The Met Council signed a lease for 21,692 square feet on the entire top floor of the 26-story building between Old Slip and Gouverneur Lane, a spokeswoman for the landlord said. The spokeswoman would not provide terms of the deal, but CoStar Group data lists asking rents in the property as between $59 to $60 per square foot.
The nonprofit currently subleases space on the sixth and seventh floors of 77 Water Street and plans to move into its new digs in November. Its larger offices will accommodate Met Council’s growing team of 200 as well as let it expand its programming, including operating a food pantry for its clients inside, said David Greenfield, the CEO of the Met Council.
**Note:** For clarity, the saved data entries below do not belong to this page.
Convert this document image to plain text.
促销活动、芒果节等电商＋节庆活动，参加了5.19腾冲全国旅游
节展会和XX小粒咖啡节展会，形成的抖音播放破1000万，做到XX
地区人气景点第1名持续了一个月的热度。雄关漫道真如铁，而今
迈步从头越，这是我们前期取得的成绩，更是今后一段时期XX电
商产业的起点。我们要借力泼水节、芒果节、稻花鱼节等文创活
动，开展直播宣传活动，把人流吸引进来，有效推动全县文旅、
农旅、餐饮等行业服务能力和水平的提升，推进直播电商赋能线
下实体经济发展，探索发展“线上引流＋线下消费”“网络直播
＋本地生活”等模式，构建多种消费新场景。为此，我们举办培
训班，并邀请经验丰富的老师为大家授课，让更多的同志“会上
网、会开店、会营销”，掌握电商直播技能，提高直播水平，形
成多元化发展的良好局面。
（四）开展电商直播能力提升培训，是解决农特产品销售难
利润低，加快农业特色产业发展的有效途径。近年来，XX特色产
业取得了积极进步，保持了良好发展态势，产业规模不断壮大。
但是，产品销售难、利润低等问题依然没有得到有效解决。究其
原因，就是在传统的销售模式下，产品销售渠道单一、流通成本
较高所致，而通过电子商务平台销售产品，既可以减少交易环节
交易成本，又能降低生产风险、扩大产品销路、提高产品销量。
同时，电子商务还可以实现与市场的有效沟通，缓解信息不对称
“It’s a great building and we’re very happy with the location,” Greenfield said. “We’re very excited to be staying in the same building and to be consolidating [to one floor] and growing.”
Aside from Met Council, William Kaufman also signed a direct deal with software developer Caissa to keep its space and expand, the spokeswoman said.
Caissa currently leases 2,865 square feet on the second floor and the new deal will bring its presence to 6,847 square feet on the 24th floor, according to the landlord and CoStar Group data.
Michael Lenchner of Sage Realty Corporation, the leasing and management arm of William Kaufman, handled the deal for the landlord along with CBRE’s Jonathan Cope, Adam Leshowitz and Nate Katz.
SL Green Realty Corp.’s Howard Tenenbaum and Gary Rosen represented Caissa while Met Council had no brokers. A spokesman for SL Green declined to comment.
“Since launching our new leasing campaign earlier this year, 77 Water Street has been very well-received by a wide range of different companies,” Lenchner said in a statement.
Other tenants in the 600,000-square-foot tower include law firm Lewis Brisbois Bisgaard & Smith, architect Arup and coworking company Regus.